秦虞侯吓得手指乱颤,那愣子更是尿湿了裤裆。
“还有完没完?疑神疑鬼的,你打得不累啊?要找你找,我去休息了,可没这闲工夫与你逗趣!”另一名弟子极不耐烦,转身欲走。
“哎~哎,你别走啊!等等我,等等我!”那弟子说着便转过头,跑着追了上去。
他一边跑一边诧异地唠叨着:“难道是我自己出现幻觉了?还是柴房里的老鼠?唉~八成是敏感了。

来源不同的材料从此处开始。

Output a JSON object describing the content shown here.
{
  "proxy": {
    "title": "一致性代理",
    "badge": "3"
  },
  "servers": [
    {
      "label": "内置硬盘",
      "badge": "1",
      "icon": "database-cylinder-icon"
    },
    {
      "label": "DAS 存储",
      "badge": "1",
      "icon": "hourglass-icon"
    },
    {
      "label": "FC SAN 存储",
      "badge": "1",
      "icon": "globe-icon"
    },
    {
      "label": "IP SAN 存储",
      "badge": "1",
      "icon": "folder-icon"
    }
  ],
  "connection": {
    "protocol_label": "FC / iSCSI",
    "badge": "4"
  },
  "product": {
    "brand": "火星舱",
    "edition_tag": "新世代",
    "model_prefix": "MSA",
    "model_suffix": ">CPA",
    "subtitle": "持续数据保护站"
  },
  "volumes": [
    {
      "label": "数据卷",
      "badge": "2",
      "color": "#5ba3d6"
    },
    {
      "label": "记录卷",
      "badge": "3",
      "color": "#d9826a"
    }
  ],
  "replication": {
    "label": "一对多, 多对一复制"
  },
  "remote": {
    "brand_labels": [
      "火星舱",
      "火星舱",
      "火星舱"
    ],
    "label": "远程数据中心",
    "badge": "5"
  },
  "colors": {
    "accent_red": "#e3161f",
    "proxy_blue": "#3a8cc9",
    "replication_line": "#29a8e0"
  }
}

”
他摇着头关上门,匆忙地去追那另一名弟子。
待他二人离开许久后,两人才‘呼’地冒出头来,狼狈不堪。
“闷~闷~闷死我啦!”那愣子连喘着粗气。
一旁的秦虞侯用手捂着自己的心脏,也是一般的粗喘,额头上挂满了汗珠,整个衣服都湿透了。
“吓死我了,差点要了我的命!”秦虞侯余悸未消,身子有些虚脱。
他摸了摸自己的屁股,却发现长裤竟然湿了!
自己也没有尿呀,怎么会湿了呢?
他转头瞥了愣子一眼,紧跟着便是一个巴掌:“瞧你小子那点出息,还尿个没完啦?”
愣子尴尬地挠挠头,嘿嘿一笑:“关键时候它就这样~”
秦虞侯立刻将抹过湿裤的手捂住他的嘴,嘘声道:“别这么大声,找死啊!”
愣子闻着自己的尿骚味,不住地晃着头。
秦虞侯见他有些觉悟,方才松开了手。
那愣子赶忙用袖子擦了擦嘴巴,现出一脸嫌弃的神情。
“赶紧藏好,这次不到子时不要再露头了。”秦虞侯小心翼翼地比划着。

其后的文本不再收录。